Inside, a pair of ESPN announcers loomed over the dining hall on a flat screen. Girls and guys who had begun the day looking like they walked off the cover of a J. Crew catalog had dissolved into a red-faced gaggle of haphazard warriors, ties around heads, Oxfords unbuttoned, screaming obscenities at a shot of the Missouri student section.
Davis was among them. A T-shirt that he had made himself read HOW DO YOU GET A MISSOURI GRADUATE OFF YOUR PORCH? PAY FOR THE PIZZA. The guys slapped their arms around him and the girls kissed him on the cheek. His plan to crash at the fraternity seemed to have been sidelined by actually enjoying the fraternity. He couldn’t help it, Kelsey knew. The only thing Davis liked better than making people laugh was making people laugh at parties, and there seemed to be a new one every other day.

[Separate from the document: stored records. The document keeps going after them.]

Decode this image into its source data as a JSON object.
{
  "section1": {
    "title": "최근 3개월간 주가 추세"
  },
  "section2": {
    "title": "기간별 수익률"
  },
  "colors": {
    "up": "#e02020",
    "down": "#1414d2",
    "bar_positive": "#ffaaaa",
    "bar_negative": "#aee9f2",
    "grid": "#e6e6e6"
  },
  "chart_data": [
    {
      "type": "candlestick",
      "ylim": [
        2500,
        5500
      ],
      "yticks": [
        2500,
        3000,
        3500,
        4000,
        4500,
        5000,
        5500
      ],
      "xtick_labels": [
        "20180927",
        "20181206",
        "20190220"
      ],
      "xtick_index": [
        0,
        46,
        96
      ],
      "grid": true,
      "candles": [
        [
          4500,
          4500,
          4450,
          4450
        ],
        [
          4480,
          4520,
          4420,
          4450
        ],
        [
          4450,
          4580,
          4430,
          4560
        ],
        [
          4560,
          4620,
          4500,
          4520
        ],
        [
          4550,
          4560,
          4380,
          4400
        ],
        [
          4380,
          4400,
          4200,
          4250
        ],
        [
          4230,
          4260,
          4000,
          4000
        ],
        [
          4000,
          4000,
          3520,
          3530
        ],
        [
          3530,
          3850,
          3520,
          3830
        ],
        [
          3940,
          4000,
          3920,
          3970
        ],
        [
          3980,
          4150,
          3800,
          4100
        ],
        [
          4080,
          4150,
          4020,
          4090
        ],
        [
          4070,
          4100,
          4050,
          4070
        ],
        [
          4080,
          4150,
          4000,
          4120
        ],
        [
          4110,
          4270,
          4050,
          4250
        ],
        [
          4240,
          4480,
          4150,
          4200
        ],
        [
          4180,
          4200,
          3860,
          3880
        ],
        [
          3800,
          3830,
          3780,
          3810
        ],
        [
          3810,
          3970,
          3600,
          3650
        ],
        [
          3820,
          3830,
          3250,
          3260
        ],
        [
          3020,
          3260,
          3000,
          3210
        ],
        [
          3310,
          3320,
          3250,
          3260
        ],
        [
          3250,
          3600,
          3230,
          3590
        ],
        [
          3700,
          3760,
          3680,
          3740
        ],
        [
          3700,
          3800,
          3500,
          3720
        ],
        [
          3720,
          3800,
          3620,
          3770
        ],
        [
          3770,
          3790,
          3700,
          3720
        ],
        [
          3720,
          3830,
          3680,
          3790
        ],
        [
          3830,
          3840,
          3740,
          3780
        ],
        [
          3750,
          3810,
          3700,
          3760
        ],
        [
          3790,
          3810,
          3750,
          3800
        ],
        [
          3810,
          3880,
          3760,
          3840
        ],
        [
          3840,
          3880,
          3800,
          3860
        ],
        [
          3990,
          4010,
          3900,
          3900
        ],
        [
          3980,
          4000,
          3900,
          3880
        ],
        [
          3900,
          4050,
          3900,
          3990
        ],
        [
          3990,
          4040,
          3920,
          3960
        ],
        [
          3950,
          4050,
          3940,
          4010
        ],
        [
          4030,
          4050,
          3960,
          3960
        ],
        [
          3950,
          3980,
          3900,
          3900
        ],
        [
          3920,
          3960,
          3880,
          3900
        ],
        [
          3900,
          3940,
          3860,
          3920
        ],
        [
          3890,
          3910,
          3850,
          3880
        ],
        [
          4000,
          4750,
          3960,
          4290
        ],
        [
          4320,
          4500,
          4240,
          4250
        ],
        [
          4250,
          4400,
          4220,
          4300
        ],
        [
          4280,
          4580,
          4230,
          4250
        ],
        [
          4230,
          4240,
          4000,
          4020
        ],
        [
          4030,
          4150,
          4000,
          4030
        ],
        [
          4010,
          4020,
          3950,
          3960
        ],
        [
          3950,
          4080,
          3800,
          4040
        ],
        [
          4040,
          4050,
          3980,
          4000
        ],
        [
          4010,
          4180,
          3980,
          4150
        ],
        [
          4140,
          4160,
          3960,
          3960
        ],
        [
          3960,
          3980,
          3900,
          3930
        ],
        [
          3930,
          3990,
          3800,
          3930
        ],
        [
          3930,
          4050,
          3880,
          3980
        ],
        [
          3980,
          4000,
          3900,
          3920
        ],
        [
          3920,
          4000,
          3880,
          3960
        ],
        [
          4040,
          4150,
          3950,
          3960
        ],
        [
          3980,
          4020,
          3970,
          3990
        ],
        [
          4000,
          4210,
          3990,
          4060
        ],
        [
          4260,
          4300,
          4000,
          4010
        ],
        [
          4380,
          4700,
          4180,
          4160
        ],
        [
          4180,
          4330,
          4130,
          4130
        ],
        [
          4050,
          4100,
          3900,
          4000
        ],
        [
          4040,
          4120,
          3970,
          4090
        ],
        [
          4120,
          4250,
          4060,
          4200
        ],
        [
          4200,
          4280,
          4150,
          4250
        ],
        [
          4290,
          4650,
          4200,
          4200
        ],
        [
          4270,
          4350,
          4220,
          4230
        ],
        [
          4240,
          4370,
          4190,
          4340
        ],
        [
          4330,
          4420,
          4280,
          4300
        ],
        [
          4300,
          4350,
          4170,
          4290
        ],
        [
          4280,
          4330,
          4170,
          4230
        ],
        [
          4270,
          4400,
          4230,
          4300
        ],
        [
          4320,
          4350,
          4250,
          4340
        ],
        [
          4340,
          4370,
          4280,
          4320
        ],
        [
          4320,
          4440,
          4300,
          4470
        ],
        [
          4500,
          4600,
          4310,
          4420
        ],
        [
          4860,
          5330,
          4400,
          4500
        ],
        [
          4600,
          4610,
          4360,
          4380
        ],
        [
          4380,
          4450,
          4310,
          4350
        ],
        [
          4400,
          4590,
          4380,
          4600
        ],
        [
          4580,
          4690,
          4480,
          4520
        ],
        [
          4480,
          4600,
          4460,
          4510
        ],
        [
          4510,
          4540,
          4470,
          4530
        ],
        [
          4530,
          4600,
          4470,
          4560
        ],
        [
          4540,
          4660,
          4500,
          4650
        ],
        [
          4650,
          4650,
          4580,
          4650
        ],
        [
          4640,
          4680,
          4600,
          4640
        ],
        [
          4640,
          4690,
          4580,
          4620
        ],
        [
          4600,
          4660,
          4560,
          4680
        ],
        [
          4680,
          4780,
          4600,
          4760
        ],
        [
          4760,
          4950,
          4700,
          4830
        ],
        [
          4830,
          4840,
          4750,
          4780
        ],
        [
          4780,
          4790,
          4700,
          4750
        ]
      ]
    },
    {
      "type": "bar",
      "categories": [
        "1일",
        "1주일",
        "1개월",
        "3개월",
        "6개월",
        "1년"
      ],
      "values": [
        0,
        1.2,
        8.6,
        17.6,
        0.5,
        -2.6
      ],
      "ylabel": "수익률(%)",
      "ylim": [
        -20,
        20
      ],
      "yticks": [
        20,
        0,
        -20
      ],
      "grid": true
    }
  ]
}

As a whistle blew and the announcer shouted, the college students jumped together in a line, a soup of crimson and blue T-shirts with Greek letters.
“Lawrence, Kansas, and Columbia, Missouri. Two college towns, sweet and small, nice downtowns, just a few hours’ drive from one another across the Kansas River. Peaceful, right? Heck, I’ve heard this area called Flyover Country. But boy, if you could be here in Kemper Arena tonight, you’d never know it. The energy is practically visible in the hatred between these crowds, folks. Crimson and blue, black and gold, clashing in the air, and it is deafening. The Kansas Jayhawks and the Missouri Tigers meet in the middle for their Border Showdown, and this has gone beyond basketball. This is war.”